Então, por escolha própria, optei por não me medicar. Durante as crises, utilizo remédios comuns para dor. O melhor tratamento até hoje, para mim, é a união de uma alimentação adequada associada à fisioterapia e à hidroterapia. 

SEI QUE NÃO PRECISO SER FORTE O TEMPO INTEIRO E APRENDI A VIVER  UM DIA DE CADA VEZ

Hoje, consigo lidar melhor com esse diagnóstico. Vivo um dia de cada vez e não me permito desistir. Afinal, ninguém poderá realizar os meus sonhos por mim.

Não tem como e nem por que ser forte em tempo integral. Haverá dias em que você não vai conseguir sair da cama e está tudo bem, outros em que terá menos dor. Nesses, você deve ser ainda mais grata! Agradecer pelas pequenas vitórias.

Eu deveria patentear uma frase que virou meu bordão: a fibromialgia é uma peneira e só vai permanecer ao seu lado quem realmente te ama

Aprendi nesses quase dez anos que muitos vão te abandonar, não vão aceitar a sua condição, vão te criticar e te fazer se sentir inferior.

Mas há também aqueles que vão se espelhar em você e te ajudar a seguir em frente. São esses que te ajudarão a se manter forte.
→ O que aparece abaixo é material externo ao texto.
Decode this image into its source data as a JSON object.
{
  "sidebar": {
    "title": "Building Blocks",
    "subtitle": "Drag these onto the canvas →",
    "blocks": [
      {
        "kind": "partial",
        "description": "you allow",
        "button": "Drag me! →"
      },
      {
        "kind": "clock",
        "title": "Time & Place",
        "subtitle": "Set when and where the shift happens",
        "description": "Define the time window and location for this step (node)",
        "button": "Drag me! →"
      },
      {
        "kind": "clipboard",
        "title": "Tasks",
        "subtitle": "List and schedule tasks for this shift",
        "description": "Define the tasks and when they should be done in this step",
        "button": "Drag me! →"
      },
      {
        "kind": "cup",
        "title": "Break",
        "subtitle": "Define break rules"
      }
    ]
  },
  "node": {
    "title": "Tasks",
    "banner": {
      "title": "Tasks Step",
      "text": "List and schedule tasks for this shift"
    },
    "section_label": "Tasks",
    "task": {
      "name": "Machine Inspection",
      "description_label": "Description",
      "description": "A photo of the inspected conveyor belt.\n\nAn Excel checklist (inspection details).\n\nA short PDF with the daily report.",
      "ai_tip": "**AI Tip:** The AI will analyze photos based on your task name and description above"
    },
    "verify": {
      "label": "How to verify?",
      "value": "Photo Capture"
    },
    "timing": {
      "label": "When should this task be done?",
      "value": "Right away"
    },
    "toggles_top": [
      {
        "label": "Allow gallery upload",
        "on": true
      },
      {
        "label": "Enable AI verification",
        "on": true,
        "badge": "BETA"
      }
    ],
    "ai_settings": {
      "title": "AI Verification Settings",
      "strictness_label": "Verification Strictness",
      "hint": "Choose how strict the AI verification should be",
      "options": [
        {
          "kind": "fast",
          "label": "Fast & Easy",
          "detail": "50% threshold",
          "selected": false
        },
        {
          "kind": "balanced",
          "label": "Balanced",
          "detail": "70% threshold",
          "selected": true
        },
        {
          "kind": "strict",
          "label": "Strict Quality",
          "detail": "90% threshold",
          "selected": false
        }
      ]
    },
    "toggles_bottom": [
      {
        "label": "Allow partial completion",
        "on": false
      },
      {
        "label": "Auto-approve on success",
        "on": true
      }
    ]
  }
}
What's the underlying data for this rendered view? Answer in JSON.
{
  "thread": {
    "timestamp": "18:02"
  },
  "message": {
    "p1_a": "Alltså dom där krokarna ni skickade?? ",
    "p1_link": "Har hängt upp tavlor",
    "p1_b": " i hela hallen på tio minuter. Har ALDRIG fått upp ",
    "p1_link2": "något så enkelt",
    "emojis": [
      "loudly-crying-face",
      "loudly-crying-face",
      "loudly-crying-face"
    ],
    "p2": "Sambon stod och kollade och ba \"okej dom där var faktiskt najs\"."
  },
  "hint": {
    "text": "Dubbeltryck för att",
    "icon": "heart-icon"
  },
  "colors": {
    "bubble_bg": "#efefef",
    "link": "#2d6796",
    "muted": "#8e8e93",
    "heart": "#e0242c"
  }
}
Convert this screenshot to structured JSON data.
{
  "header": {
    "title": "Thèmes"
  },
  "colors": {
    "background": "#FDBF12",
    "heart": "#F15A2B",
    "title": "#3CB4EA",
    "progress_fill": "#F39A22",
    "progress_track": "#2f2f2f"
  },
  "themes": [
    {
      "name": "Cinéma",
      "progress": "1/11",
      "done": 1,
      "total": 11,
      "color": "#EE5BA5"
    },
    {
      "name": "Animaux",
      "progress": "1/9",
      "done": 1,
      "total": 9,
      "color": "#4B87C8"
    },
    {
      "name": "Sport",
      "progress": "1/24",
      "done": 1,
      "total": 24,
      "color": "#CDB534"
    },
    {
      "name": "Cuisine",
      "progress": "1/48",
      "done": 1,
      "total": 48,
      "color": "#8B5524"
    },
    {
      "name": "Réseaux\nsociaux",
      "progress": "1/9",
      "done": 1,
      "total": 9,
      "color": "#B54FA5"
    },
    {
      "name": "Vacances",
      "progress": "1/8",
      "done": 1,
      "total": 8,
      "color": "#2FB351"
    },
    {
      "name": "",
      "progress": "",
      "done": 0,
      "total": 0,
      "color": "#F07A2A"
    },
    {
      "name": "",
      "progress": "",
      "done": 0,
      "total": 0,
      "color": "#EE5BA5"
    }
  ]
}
Outro aprendizado é: não queira abraçar o mundo e colocar sua dor no bolso para cuidar de alguém. Cuide de si mesmo(a) para depois cuidar do outro. É isso!

 

Dalila Menezes, mais conhecida como Lila, tem 34 anos. É sul-mato-grossense, fisioterapeuta, pós-graduanda em Gerontologia, Oncologia e Saúde da Mulher. Fibromiálgica, youtuber e criadora de conteúdo nas horas vagas, é apaixonada pela vida e pelas oportunidades que ela proporciona.